Last December, OpenClaw was getting two pull requests a week. By February, that number jumped to 3,400/week. Before the spike, ~48% of PRs got merged; after, fewer than 9.3% of PRs got merged.

Many of those PRs were low-effort slop which were often generated by people's AI coding agents. For example, one contributor submitted 106 PRs in a single day, with the median time between submissions being three seconds.

In many ways, openclaw/openclaw offers us a preview of what the future of open source contribution may look like. Here are three observations:

PRs will require sender reputation

PR spam today looks like email spam in the early 2000s.

When I first looked at the OpenClaw data, the pattern reminded me of email. In 2000, the ILOVEYOU worm infected 45 million computers in 24 hours because the cost of sending email approached zero and people trusted the platform. As a result, people were receiving a much higher volume of emails, and some of them were malicious. Those same parameters apply to PRs today.

The first fixes are similar: blocklists to manage volume, and confidence-based filters and reputation infrastructure to catch bad actors. Today, whether your email reaches its recipient's inbox comes down to two things: who you are, and your sending history.

Contributors on OpenClaw are already being filtered by their reputation: 8.2% merge rate for first-timers, 10.3% for contributors with 2-5 PRs, 18.6% for 5+.
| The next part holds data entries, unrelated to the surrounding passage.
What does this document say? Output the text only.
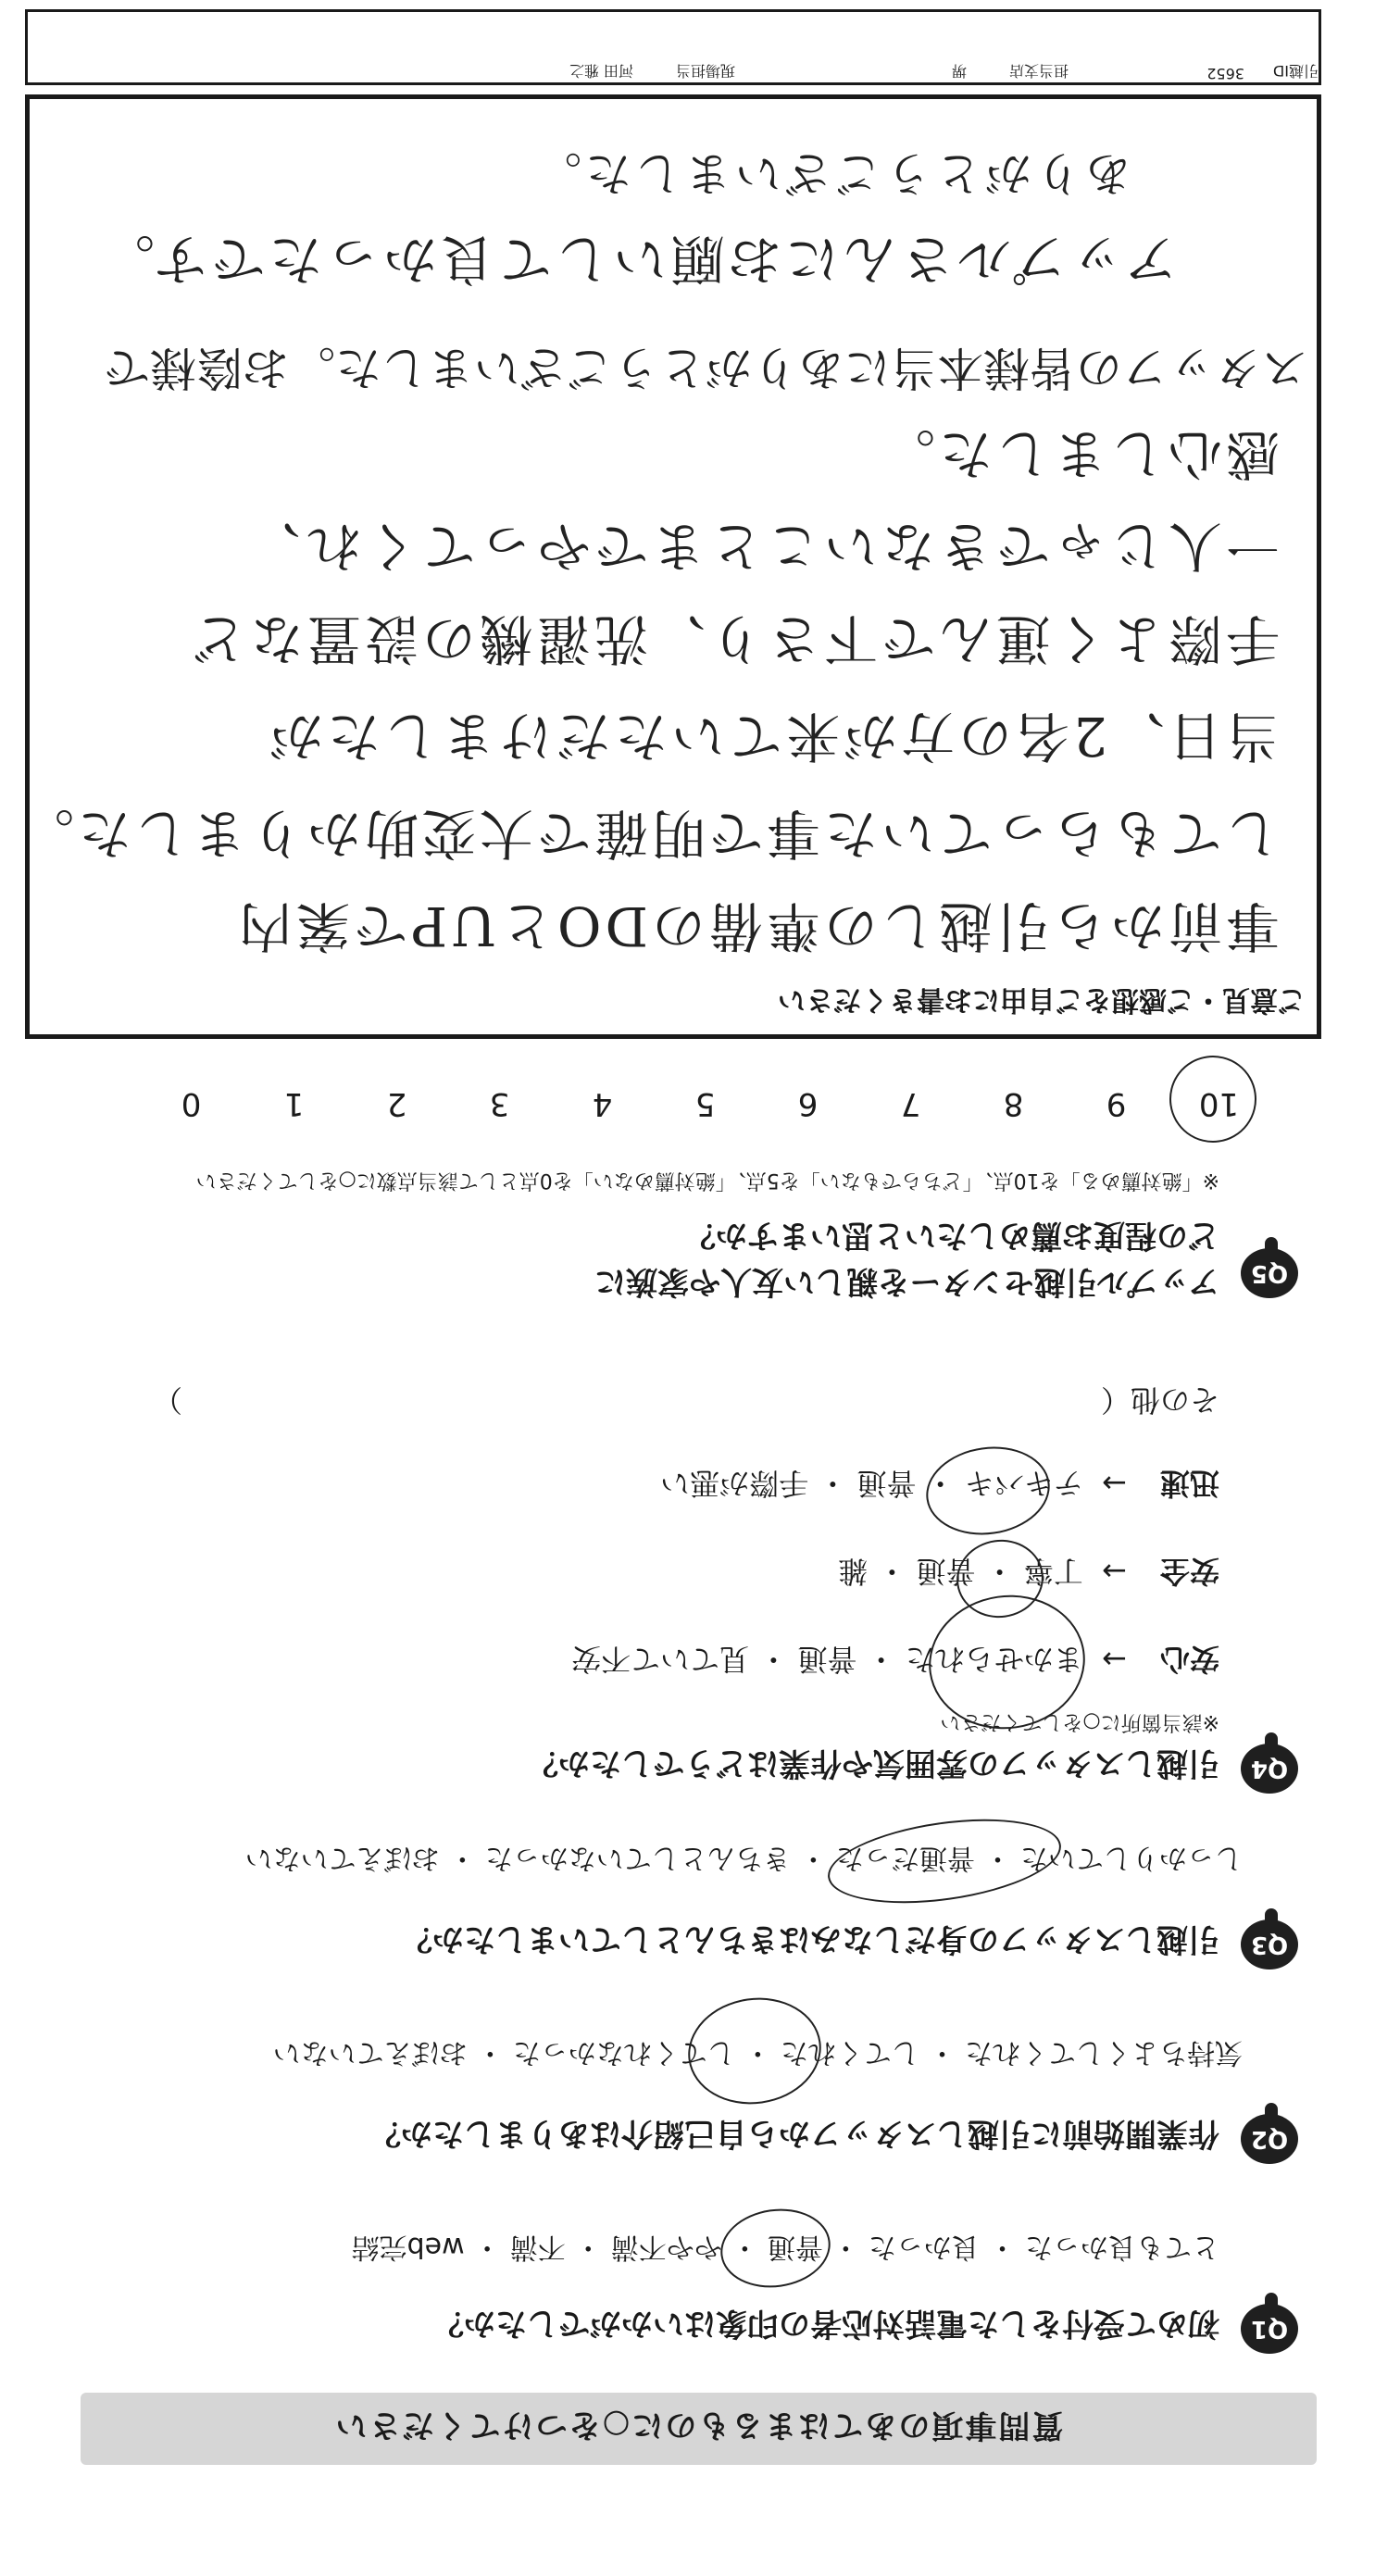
質問事項のあてはまるものに○をつけてください
Q1
初めて受付をした電話対応者の印象はいかがでしたか？
とても良かった ・ 良かった ・ 普通 ・ やや不満 ・ 不満 ・ web完結
Q2
作業開始前に引越しスタッフから自己紹介はありましたか？
気持ちよくしてくれた ・ してくれた ・ してくれなかった ・ おぼえていない
Q3
引越しスタッフの身だしなみはきちんとしていましたか？
しっかりしていた ・ 普通だった ・ きちんとしていなかった ・ おぼえていない
Q4
引越しスタッフの雰囲気や作業はどうでしたか？
※該当箇所に○をしてください
安心→  まかせられた ・ 普通 ・ 見ていて不安
安全→  丁寧 ・ 普通 ・ 雑
迅速→  テキパキ ・ 普通 ・ 手際が悪い
その他（　　　　　　　　　　　　　　　　　　　　　　　　　　　　　　　）
Q5
アップル引越センターを親しい友人や家族に
どの程度お薦めしたいと思いますか？
※「絶対薦める」を10点、「どちらでもない」を5点、「絶対薦めない」を0点として該当点数に○をしてください
109876543210
ご意見・ご感想をご自由にお書きください
事前から引越しの準備のDOとUPで案内
してもらっていた事で明確で大変助かりました。
当日、2名の方が来ていただけましたが
手際よく運んで下さり、洗濯機の設置など
一人じゃできないことまでやってくれ、
感心しました。
スタッフの皆様本当にありがとうございました。お陰様で
アップルさんにお願いして良かったです。
ありがとうございました。
引越ID
3652
担当支店
堺
現場担当
河田 雅之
Mitchell Hashimoto created and maintains Ghostty, one of the most popular open source terminal emulators. As the project gained momentum, people submitted such a high volume of AI-generated PR slop that he needed to limit AI-generated contributions.

A week later, he released a solution: Vouch, a trust management system for open source contributors. Unvouched users can't contribute, and bad actors get explicitly flagged. While Vouch is project-specific for now, Mitchell's vision is for trust decisions to eventually ripple across projects that share similar values. Vouch is the open source equivalent of a sender reputation score. (Worth noting: while Vouch was working well for Ghostty, Mitchell decided to take Ghostty off GitHub.)
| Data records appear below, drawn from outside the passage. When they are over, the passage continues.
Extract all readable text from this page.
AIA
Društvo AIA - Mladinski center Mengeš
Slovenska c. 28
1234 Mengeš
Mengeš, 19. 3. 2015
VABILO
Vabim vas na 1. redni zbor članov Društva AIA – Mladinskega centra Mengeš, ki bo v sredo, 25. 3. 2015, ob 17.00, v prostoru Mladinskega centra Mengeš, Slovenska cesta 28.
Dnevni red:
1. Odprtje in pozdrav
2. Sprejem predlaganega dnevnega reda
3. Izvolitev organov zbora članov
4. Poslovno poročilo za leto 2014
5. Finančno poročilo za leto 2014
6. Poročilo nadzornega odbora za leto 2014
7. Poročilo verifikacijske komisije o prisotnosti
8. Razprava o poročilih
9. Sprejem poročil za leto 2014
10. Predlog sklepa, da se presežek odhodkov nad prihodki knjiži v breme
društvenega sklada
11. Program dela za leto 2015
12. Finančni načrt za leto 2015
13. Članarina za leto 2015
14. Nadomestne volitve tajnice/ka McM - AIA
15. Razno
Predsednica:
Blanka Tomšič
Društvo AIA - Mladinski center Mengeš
More contributors won't help if they all think the same way

Linus Torvalds has a famous line: "Given enough eyeballs, all bugs are shallow."

Having more eyes on the same problem brings diverse perspectives. Different people use software differently, encounter different bugs, and approach fixes in novel ways.

That rule might not hold when everyone converges on Claude / Codex / Cursor / Devin etc. In OpenClaw:

4 contributors submitted PRs with the exact title "feat(web-search): add SearXNG as a search provider." They were 4 of 10+ people who independently tried to add the same feature.

6 people independently fixed the same Brave Search locale bug. 2 submitted PRs with identical titles 94 minutes apart.

5 people independently found the same timeout deadlock in the agent runner.

There are more eyes on OpenClaw than ever, but their perspectives are also being filtered by AI coding agents. If most contributors use the same AI coding agents with the same prompts, then their contributions will resemble each other as well.

The promise and advantage of open source has been diversity of thought. Linus's law only holds if the underlying thinking remains diverse too. A contributor who really studies a codebase will prompt differently than one who doesn't.

What's actually getting merged

In the OpenClaw PR data, features have a 9% merge rate, while refactors merge at 35%.

The contributions requiring a deep understanding of the existing codebase outperform novel feature contributions by nearly 4x. It's the common adage these days; the thinking matters a lot more than the typing. The data backs it up.

For example, the way claude-mem maps Claude Code's hook-captured tool stream into its own resumable Agent SDK observer session is a non-obvious architectural choice that requires a deep understanding of both systems. A software developer who understood this decision would be able to distill it into a checklist, which would become the prompt that makes the agent's output significantly better. An agent prompted to "build a memory system" wouldn't be able to achieve that on its own.